5.1.1 \( \quad x^{2}-2 x-35=0 \)

To solve the equation \( x^{2} - 2x - 35 = 0 \), you can use the quadratic formula \( x = \frac{-b \pm \sqrt{b^{2} - 4ac}}{2a} \), where \( a = 1, b = -2, c = -35 \). Plugging in these values, first calculate the discriminant: \( b^{2} - 4ac = (-2)^{2} - 4(1)(-35) = 4 + 140 = 144 \). Now, substituting back into the formula yields \( x = \frac{2 \pm \sqrt{144}}{2(1)} = \frac{2 \pm 12}{2} \).
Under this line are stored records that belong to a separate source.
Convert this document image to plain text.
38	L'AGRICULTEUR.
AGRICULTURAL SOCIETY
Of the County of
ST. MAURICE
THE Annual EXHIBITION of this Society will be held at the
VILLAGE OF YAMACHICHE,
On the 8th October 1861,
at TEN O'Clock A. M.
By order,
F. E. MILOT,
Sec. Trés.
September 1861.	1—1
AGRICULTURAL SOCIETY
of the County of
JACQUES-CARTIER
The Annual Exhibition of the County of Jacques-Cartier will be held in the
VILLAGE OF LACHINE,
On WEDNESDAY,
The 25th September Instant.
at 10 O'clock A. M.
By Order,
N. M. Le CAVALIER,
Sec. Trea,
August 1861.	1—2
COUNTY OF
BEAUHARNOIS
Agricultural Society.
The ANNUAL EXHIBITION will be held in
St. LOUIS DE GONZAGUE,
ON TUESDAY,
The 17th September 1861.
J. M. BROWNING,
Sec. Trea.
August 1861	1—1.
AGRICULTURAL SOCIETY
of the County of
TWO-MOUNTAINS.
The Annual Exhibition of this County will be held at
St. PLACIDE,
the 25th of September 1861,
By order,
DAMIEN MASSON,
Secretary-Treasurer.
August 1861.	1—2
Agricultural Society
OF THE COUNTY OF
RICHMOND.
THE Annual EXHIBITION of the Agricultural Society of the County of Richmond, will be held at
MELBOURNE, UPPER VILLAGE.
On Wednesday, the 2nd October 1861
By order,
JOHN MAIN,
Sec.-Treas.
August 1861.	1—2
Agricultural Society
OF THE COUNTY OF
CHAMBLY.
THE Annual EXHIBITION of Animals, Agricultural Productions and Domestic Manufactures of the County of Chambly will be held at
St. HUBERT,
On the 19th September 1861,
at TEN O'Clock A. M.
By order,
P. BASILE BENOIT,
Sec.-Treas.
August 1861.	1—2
This gives us two solutions: \( x = 7 \) and \( x = -5 \). Solving quadratic equations has been an important skill throughout history, particularly since ancient civilizations used similar methods! The Babylonians, for example, had geometric methods for finding roots of equations as far back as 2000 BC. Fast forward, and here we find ourselves using algebraic methods and formulas developed over centuries to unravel the mysteries of numbers. In real-world applications, solving quadratic equations can help in various fields like physics, finance, and engineering. For instance, it's essential for calculating projectile motion in sports, determining the optimal dimensions for a product, or even in calculating profits where revenue and costs can be modeled by quadratic functions. If you're ever planning to build a water fountain or design a parabolic bridge, understanding how to handle those curves will come in handy!